On 04/06/18 21:00, Peter N. M. Hansteen wrote:
> Excessive traffic can have weird side effects, including what you
> describe here.
> 
> Your story reminds me of the D-Link vs Poul-Henning Kamp episode some
> years back
> (https://www.theregister.co.uk/2006/04/13/d-link_time_row_escelates/ as
> well as searching for the obvious keywords) -- essentially the low-end
> router manufacturer had shipped product with a hard coded, tiny set of
> time servers in their product, one of which turned out to be PHK's very
> own, and his link to the world was flooded.

Yeah, I don't think my case is anywhere near as severe as that, but yes,
I have read up on NTP server abuse.  The only confirmed bit of NTP
server abuse I would have copped in recent times would have been the
Snapchat fiasco and the more recent issue with some TP-Link repeaters.

https://en.wikipedia.org/wiki/NTP_server_misuse_and_abuse#Snapchat_on_iOS

> If you have data on the traffic (netflow comes to mind) it might be
> worth the effort to see if there's a pattern where the traffic
> originated. It could be down to some common misconfiguration, maybe even
> too many naive followers of a slightly misguidedly written HOWTO somewhere.

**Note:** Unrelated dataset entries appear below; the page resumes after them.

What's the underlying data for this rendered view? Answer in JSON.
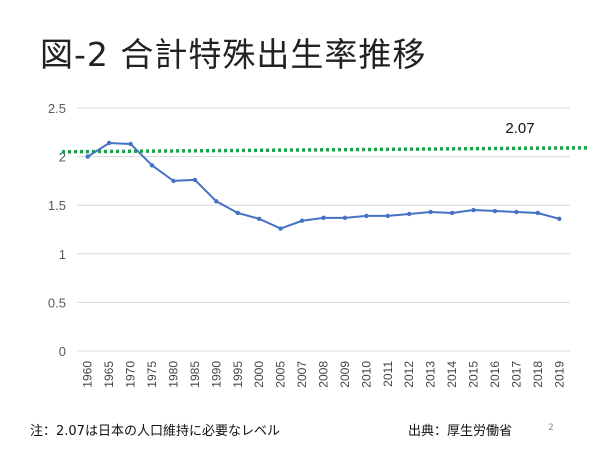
{
  "title": "図-2 合計特殊出生率推移",
  "chart_data": {
    "type": "line",
    "title": "図-2 合計特殊出生率推移",
    "categories": [
      "1960",
      "1965",
      "1970",
      "1975",
      "1980",
      "1985",
      "1990",
      "1995",
      "2000",
      "2005",
      "2007",
      "2008",
      "2009",
      "2010",
      "2011",
      "2012",
      "2013",
      "2014",
      "2015",
      "2016",
      "2017",
      "2018",
      "2019"
    ],
    "series": [
      {
        "name": "合計特殊出生率",
        "color": "#4472c4",
        "values": [
          2.0,
          2.14,
          2.13,
          1.91,
          1.75,
          1.76,
          1.54,
          1.42,
          1.36,
          1.26,
          1.34,
          1.37,
          1.37,
          1.39,
          1.39,
          1.41,
          1.43,
          1.42,
          1.45,
          1.44,
          1.43,
          1.42,
          1.36
        ]
      }
    ],
    "reference_line": {
      "value": 2.07,
      "label": "2.07",
      "color": "#1aa34a"
    },
    "yticks": [
      "0",
      "0.5",
      "1",
      "1.5",
      "2",
      "2.5"
    ],
    "ylim": [
      0,
      2.5
    ],
    "grid": true
  },
  "footer": {
    "note": "注：2.07は日本の人口維持に必要なレベル",
    "source": "出典：厚生労働省",
    "page": "2"
  }
}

This is something I'm looking to investigate, some sort of traffic
accounting so I can track per IP/protocol/port, how much traffic passes
through my router.  I did something similar on Linux a year or two back,
I just have to research how to do the equivalent in OpenBSD.

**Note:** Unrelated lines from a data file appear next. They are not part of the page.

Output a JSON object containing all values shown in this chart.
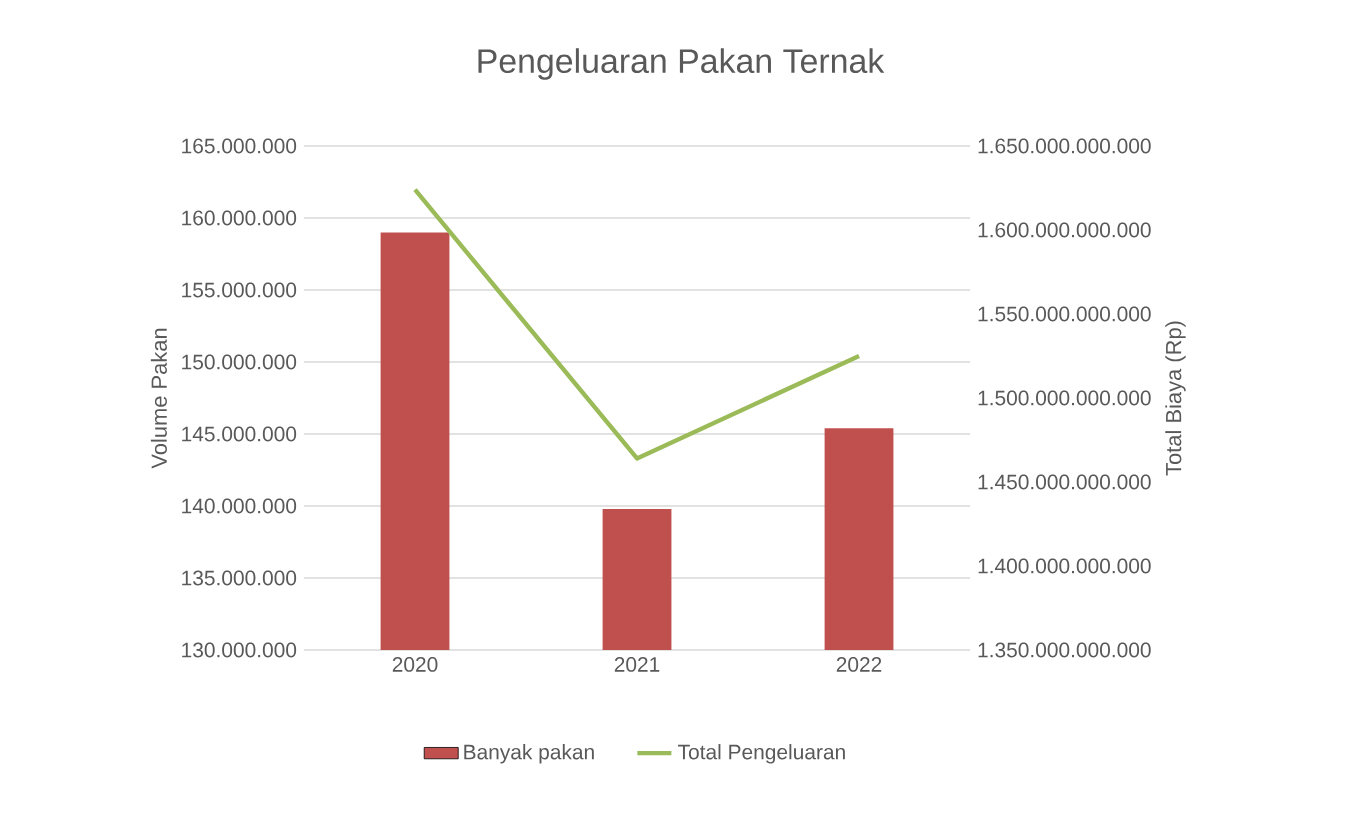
{
  "chart_data": {
    "type": "bar",
    "title": "Pengeluaran Pakan Ternak",
    "categories": [
      "2020",
      "2021",
      "2022"
    ],
    "ylabel": "Volume Pakan",
    "y2label": "Total Biaya (Rp)",
    "series": [
      {
        "name": "Banyak pakan",
        "color": "#c0504d",
        "values": [
          159000000,
          139800000,
          145400000
        ]
      },
      {
        "name": "Total Pengeluaran",
        "type": "line",
        "axis": "y2",
        "color": "#9bbb59",
        "values": [
          1624000000000,
          1464000000000,
          1525000000000
        ]
      }
    ],
    "ylim": [
      130000000,
      165000000
    ],
    "yticks": [
      {
        "value": 130000000,
        "label": "130.000.000"
      },
      {
        "value": 135000000,
        "label": "135.000.000"
      },
      {
        "value": 140000000,
        "label": "140.000.000"
      },
      {
        "value": 145000000,
        "label": "145.000.000"
      },
      {
        "value": 150000000,
        "label": "150.000.000"
      },
      {
        "value": 155000000,
        "label": "155.000.000"
      },
      {
        "value": 160000000,
        "label": "160.000.000"
      },
      {
        "value": 165000000,
        "label": "165.000.000"
      }
    ],
    "y2lim": [
      1350000000000,
      1650000000000
    ],
    "y2ticks": [
      {
        "value": 1350000000000,
        "label": "1.350.000.000.000"
      },
      {
        "value": 1400000000000,
        "label": "1.400.000.000.000"
      },
      {
        "value": 1450000000000,
        "label": "1.450.000.000.000"
      },
      {
        "value": 1500000000000,
        "label": "1.500.000.000.000"
      },
      {
        "value": 1550000000000,
        "label": "1.550.000.000.000"
      },
      {
        "value": 1600000000000,
        "label": "1.600.000.000.000"
      },
      {
        "value": 1650000000000,
        "label": "1.650.000.000.000"
      }
    ],
    "grid": "y",
    "legend": "bottom",
    "marker": "none"
  }
}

A quick Google search suggests netflow is a Cisco router feature.
https://hackaday.io/project/10529/log/146422-new-router shows the
installation of the APU2, no Cisco kit here, it's basically a patch
cable between the ADSL2 modem and the APU2's `em1` port.  If there is an
equivalent on OpenBSD, I'll gladly have a look.

My guide was `man pf.conf`, perhaps skimmed over too quickly.  I'm not
willing to blame the OpenBSD team just yet, more probable I
misunderstood something, hence the query of whether this line of
investigation is worth pursuing.

Looking back, the fact that the first spike in my Internet usage
happened on the 20th May, the day of the first such issue with my APU2
having internal network connectivity issues, and the fact that the
connectivity issue disappeared once I pulled the machine out of the
pool, is just too much of a co-incidence to ignore.

One thought that has crossed my mind, is whether OpenNTPD could track
the rate of requests on a per-client basis, and send a KOD response when
a given client exceeded a certain request rate quota, or when a certain
number of active clients had been reached.  It would basically serve as
a message saying "back off" to the clients.

Sadly (like in the case of Netgear vs University of Wisconsin–Madison,
and D-Link vs Poul-Henning Kamp), this won't work for all clients.

We truly are at the mercy of what a client decides to do with that DNS
server response.

Regards,
-- 
Stuart Longland (aka Redhatter, VK4MSL)

I haven't lost my mind...
  ...it's backed up on a tape somewhere.